Edin: The big challenge is to restore the dignity of work. As the minimum wage fell in real terms, people who played by the rules felt more and more as if it didn’t pay to play by the rules. Welfare reform took away the option of not working if one wanted to survive. This probably hurt those who couldn’t sustain full time year round work. But by making work pay through the EITC, it probably helped those who could. And what the EITC seems to have done – we’ve been interviewing poor families in Illinois and Massachusetts who claimed the EITC – is to restore the dignity of work in the minds of low wage workers.

The EITC is not a very generous benefit in some ways; it’s actually about what you would get if you were on welfare in the average state for an entire year. But yet that lump sum of three or four thousand dollars — a sum low wage workers see as their reward for playing by the rules — is tremendously meaningful for people. If you ask a typical mother in a low income community what good mothering means, she’ll most likely say “providing; working hard.” She’ll talk about playing by the rules and she’ll talk a lot about work. As we try to make work pay, I think we begin to really cash in on the promise we’ve made Americans about what work is supposed to do, and Americans seem enormously responsive. The challenge, now that especially so many poor single parents have chosen to play by the rules in the wake of welfare reform, is to continue to keep that promise to make work pay. And not just for single mothers, but for the men that father their children too. And more and more, the real challenge is going to be to make work available.

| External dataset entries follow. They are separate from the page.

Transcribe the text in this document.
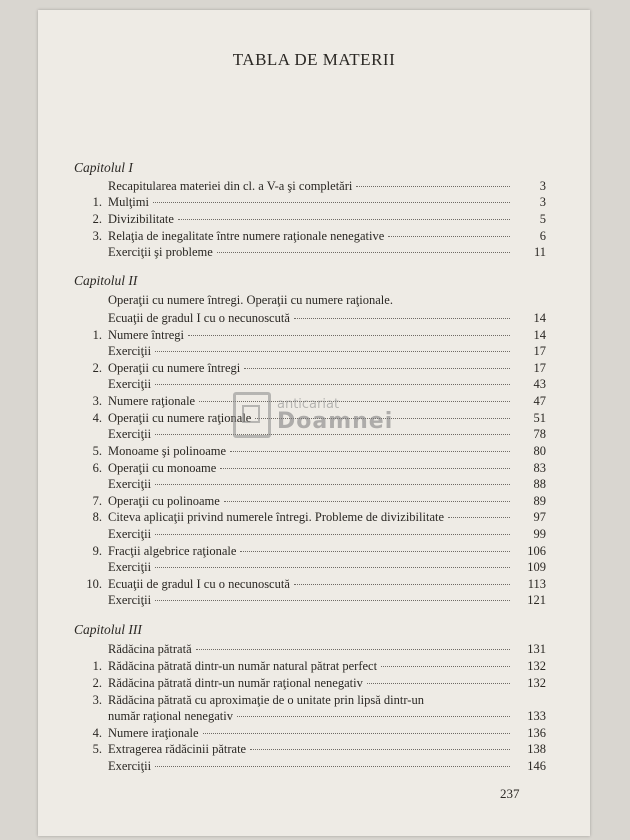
TABLA DE MATERII
Capitolul I
Recapitularea materiei din cl. a V-a şi completări	3
1. Mulţimi	3
2. Divizibilitate	5
3. Relaţia de inegalitate între numere raţionale nenegative	6
Exerciţii şi probleme	11
Capitolul II
Operaţii cu numere întregi. Operaţii cu numere raţionale.
Ecuaţii de gradul I cu o necunoscută	14
1. Numere întregi	14
Exerciţii	17
2. Operaţii cu numere întregi	17
Exerciţii	43
3. Numere raţionale	47
4. Operaţii cu numere raţionale	51
Exerciţii	78
5. Monoame şi polinoame	80
6. Operaţii cu monoame	83
Exerciţii	88
7. Operaţii cu polinoame	89
8. Citeva aplicaţii privind numerele întregi. Probleme de divizibilitate	97
Exerciţii	99
9. Fracţii algebrice raţionale	106
Exerciţii	109
10. Ecuaţii de gradul I cu o necunoscută	113
Exerciţii	121
Capitolul III
Rădăcina pătrată	131
1. Rădăcina pătrată dintr-un număr natural pătrat perfect	132
2. Rădăcina pătrată dintr-un număr raţional nenegativ	132
3. Rădăcina pătrată cu aproximaţie de o unitate prin lipsă dintr-un
număr raţional nenegativ	133
4. Numere iraţionale	136
5. Extragerea rădăcinii pătrate	138
Exerciţii	146
237
anticariat
Doamnei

Q. Anything else you’d like to add?

Edin: One of the most exciting things that I’ve been involved with over the last ten years – something that I think really captures what the Kennedy School is about – is the opportunity to do mixed method research. For example, I’ve been involved in doing work on the federal Moving to Opportunity experiment, which gives people in highly distressed public housing the opportunity to move to a low poverty neighborhood.

Survey researchers, including researchers here at Harvard, have been following these families to see how they’re doing. We’ve been not only surveying them but we’ve also been going to their households, accompanying them on their daily routines, following their kids into the classroom, talking to them about their daily lives and their hopes and dreams for the future, really looking at how they search for jobs and connect with employers, and what those experiences are like.

I think by combining the more in-depth, qualitative techniques with the more standard survey techniques, we can learn a tremendous amount about how policy really works on the ground. We don’t have to imagine why a policy did or didn’t work, we can actually follow people through their experiences in living with that policy and see what happens. That’s something that hasn’t been done much before and I think it has tremendous promise.